Lo lindo de las historias en Instagram es su ironía intrínseca. Se les llama historias a situaciones que por efímeras y cotidianas no alcanzan a sumergirse en el mar de la trascendencia y ahí quedan, después de veinticuatro horas, desintegradas para desaparecer. Esto habría escandalizado a Pierre Larousse que tiene una apología de la historia tan grandilocuente que llega a reconocer en ella a “la nueva religión”.
Las historias de Instagram revelan en parte el estatuto contemporáneo de la imagen: una masa de pixeles fugaces, promiscuos y gregarios que, parecido a las moscas, ponen sus huevos, duran un rato y mueren.

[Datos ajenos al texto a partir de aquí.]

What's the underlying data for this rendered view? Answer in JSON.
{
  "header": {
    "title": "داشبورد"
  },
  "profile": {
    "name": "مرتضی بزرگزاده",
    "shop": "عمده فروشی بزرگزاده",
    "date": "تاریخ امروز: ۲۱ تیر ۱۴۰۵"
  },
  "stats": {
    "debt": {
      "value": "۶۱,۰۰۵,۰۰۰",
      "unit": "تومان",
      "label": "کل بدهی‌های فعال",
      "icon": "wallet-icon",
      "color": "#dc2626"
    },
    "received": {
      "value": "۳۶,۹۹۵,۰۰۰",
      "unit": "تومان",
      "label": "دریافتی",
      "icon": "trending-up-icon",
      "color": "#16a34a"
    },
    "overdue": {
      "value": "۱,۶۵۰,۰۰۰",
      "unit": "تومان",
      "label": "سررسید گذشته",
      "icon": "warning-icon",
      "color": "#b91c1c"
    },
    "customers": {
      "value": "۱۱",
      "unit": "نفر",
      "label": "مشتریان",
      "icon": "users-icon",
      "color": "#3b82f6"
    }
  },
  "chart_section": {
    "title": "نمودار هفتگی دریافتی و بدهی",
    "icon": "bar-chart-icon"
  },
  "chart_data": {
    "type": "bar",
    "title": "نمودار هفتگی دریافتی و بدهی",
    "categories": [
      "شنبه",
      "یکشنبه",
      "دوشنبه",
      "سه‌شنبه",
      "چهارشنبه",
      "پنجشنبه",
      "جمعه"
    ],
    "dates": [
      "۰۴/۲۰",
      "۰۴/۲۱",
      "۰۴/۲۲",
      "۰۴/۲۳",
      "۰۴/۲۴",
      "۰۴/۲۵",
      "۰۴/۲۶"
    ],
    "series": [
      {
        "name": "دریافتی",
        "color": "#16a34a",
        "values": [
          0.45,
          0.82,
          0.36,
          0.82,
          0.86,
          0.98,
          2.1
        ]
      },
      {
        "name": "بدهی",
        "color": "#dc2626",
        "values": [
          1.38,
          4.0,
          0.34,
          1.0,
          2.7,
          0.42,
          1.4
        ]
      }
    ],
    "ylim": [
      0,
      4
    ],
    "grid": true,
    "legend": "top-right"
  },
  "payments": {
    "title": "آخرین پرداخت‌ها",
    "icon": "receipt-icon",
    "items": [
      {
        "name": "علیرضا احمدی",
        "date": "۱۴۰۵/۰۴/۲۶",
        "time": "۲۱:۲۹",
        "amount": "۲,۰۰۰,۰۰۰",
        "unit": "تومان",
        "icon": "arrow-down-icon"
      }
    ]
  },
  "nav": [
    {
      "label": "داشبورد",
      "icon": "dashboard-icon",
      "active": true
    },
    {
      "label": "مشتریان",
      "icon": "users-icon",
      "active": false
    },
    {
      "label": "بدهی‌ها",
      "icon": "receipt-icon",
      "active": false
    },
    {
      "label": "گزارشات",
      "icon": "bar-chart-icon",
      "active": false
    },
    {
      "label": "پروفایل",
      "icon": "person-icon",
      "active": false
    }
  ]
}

Al comienzo del estallido social me pareció que –al menos estéticamente– Chile ajustaría las cuentas que no pudo con la dictadura de Pinochet.

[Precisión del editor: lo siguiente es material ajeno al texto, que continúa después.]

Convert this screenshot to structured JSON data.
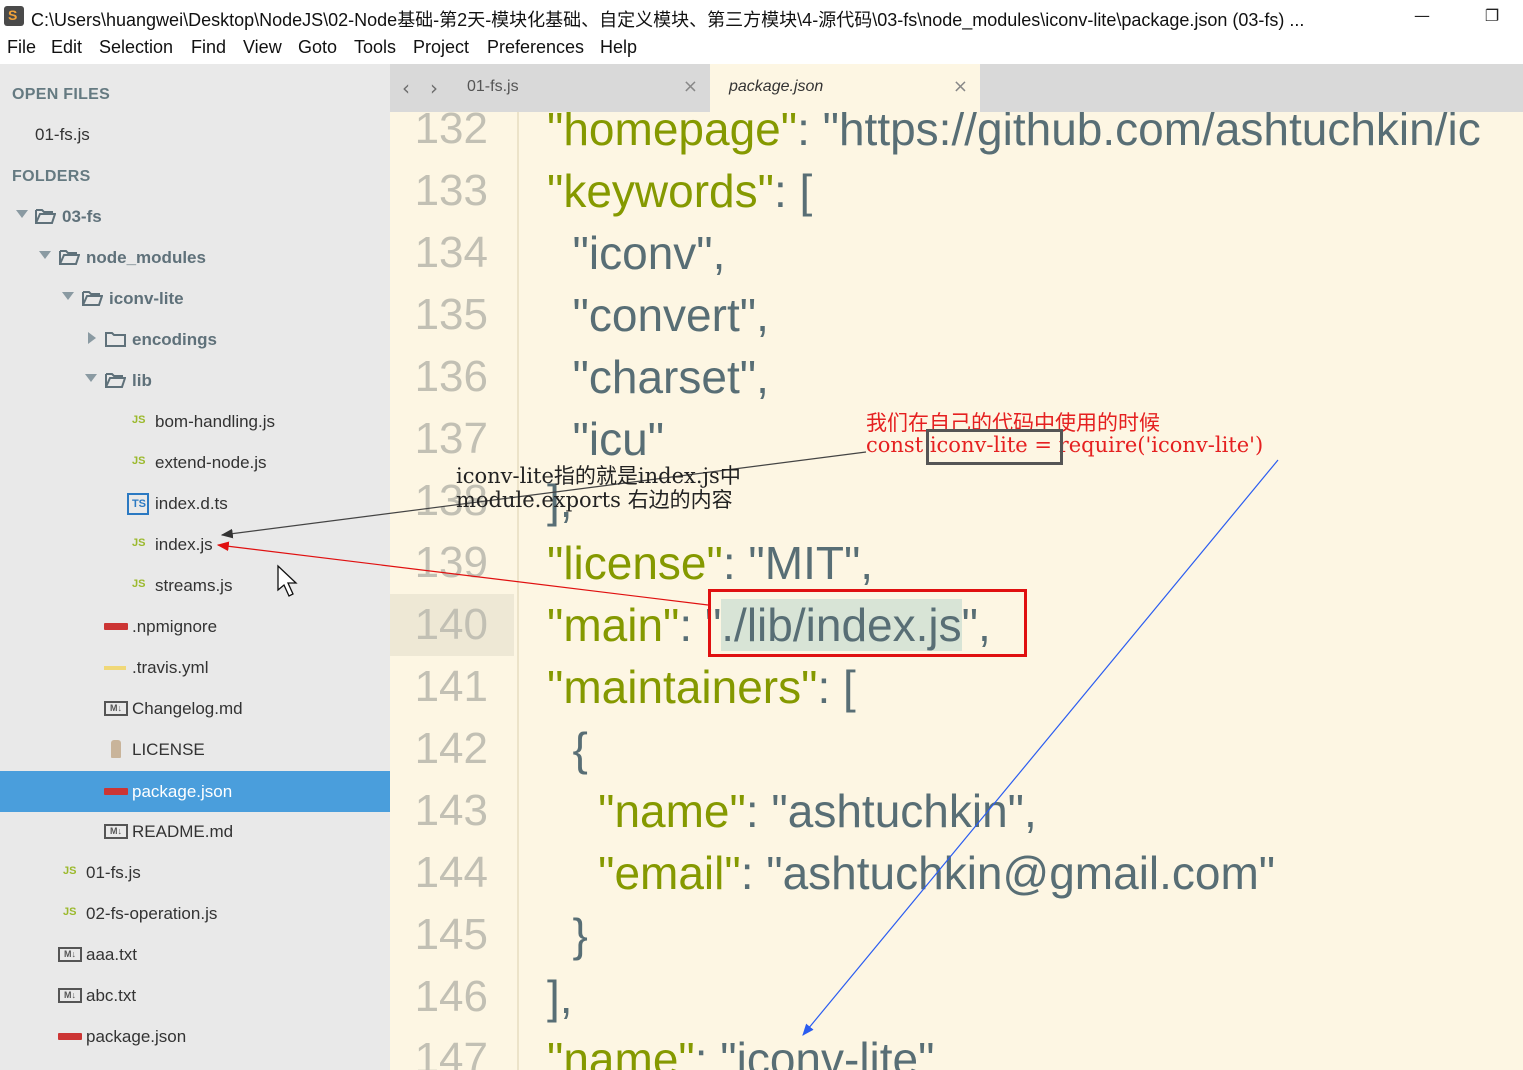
{
  "window": {
    "title": "C:\\Users\\huangwei\\Desktop\\NodeJS\\02-Node基础-第2天-模块化基础、自定义模块、第三方模块\\4-源代码\\03-fs\\node_modules\\iconv-lite\\package.json (03-fs) ...",
    "minimize_glyph": "—",
    "restore_glyph": "❐"
  },
  "menu": [
    "File",
    "Edit",
    "Selection",
    "Find",
    "View",
    "Goto",
    "Tools",
    "Project",
    "Preferences",
    "Help"
  ],
  "sidebar": {
    "open_files_heading": "OPEN FILES",
    "open_files": [
      "01-fs.js"
    ],
    "folders_heading": "FOLDERS",
    "tree": [
      {
        "label": "03-fs",
        "kind": "folder",
        "state": "open"
      },
      {
        "label": "node_modules",
        "kind": "folder",
        "state": "open"
      },
      {
        "label": "iconv-lite",
        "kind": "folder",
        "state": "open"
      },
      {
        "label": "encodings",
        "kind": "folder",
        "state": "closed"
      },
      {
        "label": "lib",
        "kind": "folder",
        "state": "open"
      },
      {
        "label": "bom-handling.js",
        "kind": "js"
      },
      {
        "label": "extend-node.js",
        "kind": "js"
      },
      {
        "label": "index.d.ts",
        "kind": "ts"
      },
      {
        "label": "index.js",
        "kind": "js"
      },
      {
        "label": "streams.js",
        "kind": "js"
      },
      {
        "label": ".npmignore",
        "kind": "npm"
      },
      {
        "label": ".travis.yml",
        "kind": "yml"
      },
      {
        "label": "Changelog.md",
        "kind": "md"
      },
      {
        "label": "LICENSE",
        "kind": "license"
      },
      {
        "label": "package.json",
        "kind": "npm",
        "selected": true
      },
      {
        "label": "README.md",
        "kind": "md"
      },
      {
        "label": "01-fs.js",
        "kind": "js"
      },
      {
        "label": "02-fs-operation.js",
        "kind": "js"
      },
      {
        "label": "aaa.txt",
        "kind": "md"
      },
      {
        "label": "abc.txt",
        "kind": "md"
      },
      {
        "label": "package.json",
        "kind": "npm"
      }
    ],
    "icon_text": {
      "js": "JS",
      "ts": "TS",
      "md": "M↓"
    }
  },
  "tabs": [
    {
      "label": "01-fs.js",
      "active": false
    },
    {
      "label": "package.json",
      "active": true
    }
  ],
  "tab_close_glyph": "×",
  "tab_nav": {
    "back": "‹",
    "forward": "›"
  },
  "editor": {
    "lines": [
      {
        "num": "132",
        "parts": [
          {
            "t": "\"homepage\"",
            "c": "k"
          },
          {
            "t": ": ",
            "c": "p"
          },
          {
            "t": "\"https://github.com/ashtuchkin/ic",
            "c": "s"
          }
        ]
      },
      {
        "num": "133",
        "parts": [
          {
            "t": "\"keywords\"",
            "c": "k"
          },
          {
            "t": ": [",
            "c": "p"
          }
        ]
      },
      {
        "num": "134",
        "parts": [
          {
            "t": "  \"iconv\"",
            "c": "s"
          },
          {
            "t": ",",
            "c": "p"
          }
        ]
      },
      {
        "num": "135",
        "parts": [
          {
            "t": "  \"convert\"",
            "c": "s"
          },
          {
            "t": ",",
            "c": "p"
          }
        ]
      },
      {
        "num": "136",
        "parts": [
          {
            "t": "  \"charset\"",
            "c": "s"
          },
          {
            "t": ",",
            "c": "p"
          }
        ]
      },
      {
        "num": "137",
        "parts": [
          {
            "t": "  \"icu\"",
            "c": "s"
          }
        ]
      },
      {
        "num": "138",
        "parts": [
          {
            "t": "],",
            "c": "p"
          }
        ]
      },
      {
        "num": "139",
        "parts": [
          {
            "t": "\"license\"",
            "c": "k"
          },
          {
            "t": ": ",
            "c": "p"
          },
          {
            "t": "\"MIT\"",
            "c": "s"
          },
          {
            "t": ",",
            "c": "p"
          }
        ]
      },
      {
        "num": "140",
        "parts": [
          {
            "t": "\"main\"",
            "c": "k"
          },
          {
            "t": ": ",
            "c": "p"
          },
          {
            "t": "\"",
            "c": "s"
          },
          {
            "t": "./lib/index.js",
            "c": "s sel"
          },
          {
            "t": "\"",
            "c": "s"
          },
          {
            "t": ",",
            "c": "p"
          }
        ],
        "current": true
      },
      {
        "num": "141",
        "parts": [
          {
            "t": "\"maintainers\"",
            "c": "k"
          },
          {
            "t": ": [",
            "c": "p"
          }
        ]
      },
      {
        "num": "142",
        "parts": [
          {
            "t": "  {",
            "c": "p"
          }
        ]
      },
      {
        "num": "143",
        "parts": [
          {
            "t": "    \"name\"",
            "c": "k"
          },
          {
            "t": ": ",
            "c": "p"
          },
          {
            "t": "\"ashtuchkin\"",
            "c": "s"
          },
          {
            "t": ",",
            "c": "p"
          }
        ]
      },
      {
        "num": "144",
        "parts": [
          {
            "t": "    \"email\"",
            "c": "k"
          },
          {
            "t": ": ",
            "c": "p"
          },
          {
            "t": "\"ashtuchkin@gmail.com\"",
            "c": "s"
          }
        ]
      },
      {
        "num": "145",
        "parts": [
          {
            "t": "  }",
            "c": "p"
          }
        ]
      },
      {
        "num": "146",
        "parts": [
          {
            "t": "],",
            "c": "p"
          }
        ]
      },
      {
        "num": "147",
        "parts": [
          {
            "t": "\"name\"",
            "c": "k"
          },
          {
            "t": ": ",
            "c": "p"
          },
          {
            "t": "\"iconv-lite\"",
            "c": "s"
          },
          {
            "t": ",",
            "c": "p"
          }
        ]
      }
    ]
  },
  "annotations": {
    "red_line1": "我们在自己的代码中使用的时候",
    "red_line2_prefix": "const ",
    "red_line2_boxed": "iconv-lite",
    "red_line2_suffix": " = require('iconv-lite')",
    "black_line1": "iconv-lite指的就是index.js中",
    "black_line2": "module.exports 右边的内容"
  },
  "colors": {
    "sidebar_bg": "#e9e9e9",
    "selection": "#4a9edc",
    "editor_bg": "#fdf6e3",
    "key": "#859900",
    "string": "#586e75",
    "annotation_red": "#e52020",
    "arrow_blue": "#2a5cf0"
  }
}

La historia que se escribe hoy, sin embargo, no transita en ese territorio escabrosamente licuado. Pero quizá sí lo haga nuestro lenguaje, los conceptos que usamos para describir la realidad y tratar de hacerla jugar con nuestras reglas. Esta levedad del lenguaje parece íntimamente relacionado con nuestra memoria, también leve. Al comienzo del estallido social me pareció que –al menos estéticamente– Chile ajustaría las cuentas que no pudo con la dictadura de Pinochet. La música de Víctor Jara, la rápida caracterización del Presidente como tirano, la expresiva (casi barroca) manifestación de algunos personajes públicos ante la aparición de los militares en la calle. Todo, a pesar de la furiosa contingencia, me parecía hasta cierto punto dramatizado, como si cada uno interpretara un papel que la historia nos había escrito de antemano.
Ahora creo que nuestra memoria nacional es tan corta y magra, lacerada por arriba y por abajo, que al mirar atrás alcanzamos a recorrer apenas un par de décadas y solo encontramos dos o tres personajes que nos dividen. Y cuando miramos adelante, este pasado nos condiciona y no vemos nada. Pensando en esto llego al Premio Nobel de 1974, el sueco Harry Martinson, que escribió:
«¿Cómo se expresaría esa unidad en una casa vacía durante una época de hambre?
Sería la unanimidad de los lobos una vez rota toda unidad.
Allí donde se ha perdido la unidad surge la unanimidad.
Generalmente esto desemboca en la unanimidad en la matanza».
Unidad y unanimidad parecen tan próximos en el habla cotidiana, pero aquí Martinson los contrapone como viejos enemigos. Esto hacen los poetas: hacernos pensar a través de sus imágenes. La unanimidad, se me ocurre ahora, es una manera delicada de aludir a la primacía del sujeto, al poder del individuo, aislado, independiente. Lo unánime requiere entidades separadas para que sea consistente en términos lógicos. La unidad suena como algo más integrador, un conjunto más que una parcialidad, algo que en un sentido nos precede o nos excede, como debiera ser el lenguaje, la historia o la memoria. ¿Qué nos une entonces? ¿A qué apelaremos? ¿No incluye la nueva constitución esta sana promesa, y de ahí parte su relevancia? Estamos abiertos –una vez más parece– a la historia que algunos llaman “grande”. Ojalá esta oportunidad no desaparezca con la frivolidad de las redes sociales.